Seghers nimmt uns mit zu einem kleinen italienischen Restaurant. Damit beginnt der Roman, in dem der Ich-Erzähler uns seine Geschichte schildern will. Zunächst haben wir noch die Wahl: Blick zum Pizzabäcker oder Blick nach draußen aufs Meer. Und schon geht es los. Im Plauderton erfahren wir von der Flucht des Erzählers aus einem KZ in Deutschland. Das war 1937. Wir sind dabei, wie er in Frankreich ohne Papiere interniert wird und kurz vor dem Einmarsch der Wehrmacht erneut fliehen kann. Er gelangt nach Paris, trifft dort auf einen toten Schriftsteller, dessen Identität und Koffer er an sich nimmt. Einen Koffer, den niemand haben will. Bei seinen Versuchen sich zu retten und den Koffer loszuwerden landet er in Marseille. Hier tummeln sich die Emigranten, die im Gegensatz zu ihm raus wollen aus Europa.
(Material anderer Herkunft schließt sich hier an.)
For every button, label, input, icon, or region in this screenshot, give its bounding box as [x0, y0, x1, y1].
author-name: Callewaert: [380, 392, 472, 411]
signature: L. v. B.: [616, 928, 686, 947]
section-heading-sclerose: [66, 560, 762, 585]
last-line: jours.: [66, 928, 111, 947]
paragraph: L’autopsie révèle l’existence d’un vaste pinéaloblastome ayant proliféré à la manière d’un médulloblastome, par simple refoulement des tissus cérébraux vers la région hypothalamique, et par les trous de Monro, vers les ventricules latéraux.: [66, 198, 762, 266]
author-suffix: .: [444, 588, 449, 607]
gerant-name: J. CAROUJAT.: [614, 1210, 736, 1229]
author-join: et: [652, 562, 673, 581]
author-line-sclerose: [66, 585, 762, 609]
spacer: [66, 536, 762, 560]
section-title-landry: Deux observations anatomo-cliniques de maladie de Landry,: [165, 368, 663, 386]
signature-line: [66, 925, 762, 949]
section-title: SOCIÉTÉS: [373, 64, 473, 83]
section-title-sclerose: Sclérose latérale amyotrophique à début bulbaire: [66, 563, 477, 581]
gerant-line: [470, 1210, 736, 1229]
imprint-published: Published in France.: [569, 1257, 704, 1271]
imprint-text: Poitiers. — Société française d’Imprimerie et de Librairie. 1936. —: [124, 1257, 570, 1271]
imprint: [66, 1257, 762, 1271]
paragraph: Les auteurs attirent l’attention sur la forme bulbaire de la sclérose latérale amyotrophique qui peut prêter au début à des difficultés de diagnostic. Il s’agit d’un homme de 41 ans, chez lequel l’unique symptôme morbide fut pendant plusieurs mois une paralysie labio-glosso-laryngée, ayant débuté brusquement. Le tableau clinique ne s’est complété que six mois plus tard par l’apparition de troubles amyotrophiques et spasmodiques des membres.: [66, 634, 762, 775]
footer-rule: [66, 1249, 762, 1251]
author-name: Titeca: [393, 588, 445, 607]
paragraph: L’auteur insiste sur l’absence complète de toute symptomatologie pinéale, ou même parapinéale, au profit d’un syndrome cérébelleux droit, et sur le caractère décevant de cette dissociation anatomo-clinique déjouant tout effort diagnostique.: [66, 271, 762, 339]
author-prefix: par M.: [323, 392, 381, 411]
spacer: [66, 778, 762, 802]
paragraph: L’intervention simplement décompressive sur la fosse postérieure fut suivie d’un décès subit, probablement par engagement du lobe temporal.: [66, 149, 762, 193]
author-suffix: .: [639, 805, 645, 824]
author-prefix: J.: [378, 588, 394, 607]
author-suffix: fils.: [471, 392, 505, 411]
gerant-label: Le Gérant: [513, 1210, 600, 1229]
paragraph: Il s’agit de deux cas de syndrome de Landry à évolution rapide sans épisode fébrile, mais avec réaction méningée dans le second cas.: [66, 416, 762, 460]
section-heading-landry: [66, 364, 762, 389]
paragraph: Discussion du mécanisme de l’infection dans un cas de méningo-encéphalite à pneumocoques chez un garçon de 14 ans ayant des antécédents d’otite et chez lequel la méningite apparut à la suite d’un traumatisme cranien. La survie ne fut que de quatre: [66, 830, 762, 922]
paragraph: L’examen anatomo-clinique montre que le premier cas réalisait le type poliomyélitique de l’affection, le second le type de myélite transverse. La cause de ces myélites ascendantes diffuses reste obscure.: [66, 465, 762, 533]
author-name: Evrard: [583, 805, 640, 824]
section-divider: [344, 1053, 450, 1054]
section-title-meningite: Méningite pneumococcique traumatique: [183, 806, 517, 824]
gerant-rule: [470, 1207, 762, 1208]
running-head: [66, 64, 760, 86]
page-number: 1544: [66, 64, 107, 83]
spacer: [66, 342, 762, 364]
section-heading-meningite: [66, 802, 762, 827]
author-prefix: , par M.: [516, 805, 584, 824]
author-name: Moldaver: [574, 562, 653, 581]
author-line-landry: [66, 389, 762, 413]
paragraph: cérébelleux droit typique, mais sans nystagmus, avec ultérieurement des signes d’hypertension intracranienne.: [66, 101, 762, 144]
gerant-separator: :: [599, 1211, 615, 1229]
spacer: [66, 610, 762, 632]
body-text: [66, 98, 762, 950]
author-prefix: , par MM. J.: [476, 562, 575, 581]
Er fühlt sich aber wohl in Südfrankreich und versucht alles, um hier bleiben zu können. So fristet er sein Dasein zwischen der Beschaffung von Dokumenten und einer Schwärmerei für die Frau des toten Schriftstellers – die er…ach ja….zufällig trifft.
Eigentlich bin ich nie richtig reingekommen in den Roman. Ich dachte zuerst es läge an der Sprache. Der Ich-Erzähler, der sich als Arbeiter ausgibt, verfügt aber über einen angenehm großen Wortschatz und weiß sich auszudrücken. Der Zeit entsprechend natürlich im nüchternen Ton und ohne poetische Ausschmückungen. Das hätte wohl auch nicht gepasst. Nein, die Sprache ist es nicht. Ich glaube mein Problem mit dem Roman entspringt eher der Tatsache, dass Seghers keine wirkliche Geschichte zu erzählen hat. Ihre Charaktere bleiben farblos. An mir zumindest zogen sie vorbei ohne wirklich Eindruck zu hinterlassen. Sie lässt ihren Protagonisten durch Marseille taumeln, wobei er mal hier mal da jemanden trifft, einen Gefallen tut, jemandem hinterhergeht. Das wirkt alles sehr willkürlich. Eine Bindung zum Personentableau entsteht auf diese Weise nicht. Anders zum Beispiel als bei Klaus Mann Der Vulkan, bei dem man mit den Emigranten leidet, fiebert und hofft.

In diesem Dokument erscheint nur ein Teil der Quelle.